Alguns estudo demonstram que a doença celíaca possa ser duas vezes mais frequente nos doentes com cirrose hepática e que o tratamento com dieta sem glúten pode melhorar o prognóstico10. Sainsbury. et al, verificaram que numa população de indivíduos com doença celíaca, 11.9% tinham alterações da bioquímica não explicáveis por doença hepática conhecida11. Por sua vez,Nijhawan S. et al, documentaram uma prevalência de alterações das transaminases de 24.5% numa coorte de doentes com doença celíaca, e de 9% de casos de hipertensão portal, dos quais 4.5% de causa cirrótica12. Este autor defende a hipótese de que o aumento da permeabilidade intestinal possa aumentar a passagem de antigénios para o fígado, promovendo a inflamação periportal e consequente aumento das transaminases12. No caso apresentado verificamos ligeira melhora das transaminases e compensação da cirrose hepática com a dieta sem glúten, antes de iniciar tratamento dirigido ao vírus da hepatite C.
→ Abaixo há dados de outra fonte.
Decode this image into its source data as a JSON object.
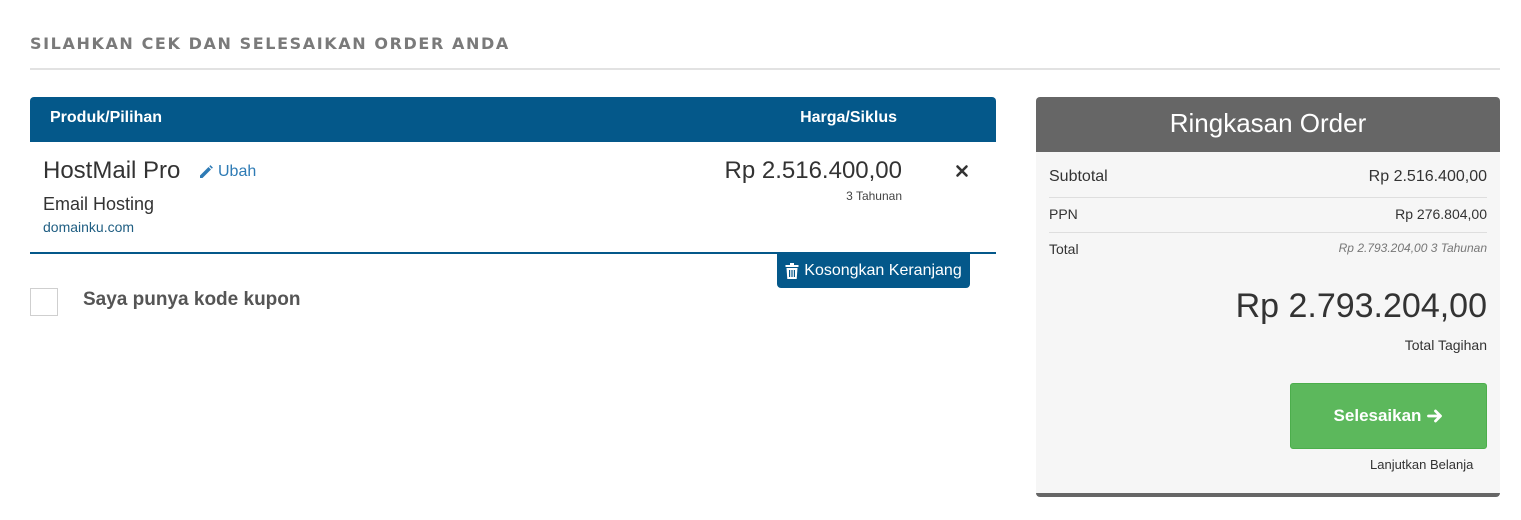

A relação conhecida entre o VHC e várias doenças autoimunes, tal como síndrome de Sjogren e crioglobulinémia mista, levou a que autores postulassem uma relação entre VHC e a DC13. Diversos estudos e revisões literárias mostram não existir causalidade entre as patologias4,13,14. Não obstante,Casella G. et al, recomenda que a presença de VHC deve ser despistada quando um doente com DC não normaliza marcadores hepáticos apesar de dieta adequada13. No doente supracitado, o diagnóstico de VHC acontece durante o estudo da elevação das transaminases e concluiu-se ser uma das causas de cirrose hepática; no entanto, tal como verificaram outros autores, não se consegue encontrar uma inter-relação entre a infecção e o desencadear da DC.
O vitiligo é apontado como uma das manifestações cutâneas possíveis da doença celíaca, com alguns autores a documentarem bases imunopatogénicas na relação entre as patologias, cuja afinidade não está comprovada15. Neste caso, tal como verificamos no VHC, não se encontra causalidade entre as patologias, pois o diagnóstico de vitiligo é muito anterior à de DC, e o doente não refere melhoria das lesões após o início da dieta sem glúten.
Em suma, apresentamos o caso raro e indolente de associação de cirrose hepática descompensada e doença celíaca. Este caso ajuda-nos a refletir sobre a importância do diagnóstico precoce de uma doença não tão rara entre os adultos.
Figura I

Constituição física do doente ao internamento.
Figura II

Constituição física do doente 3 meses após a alta.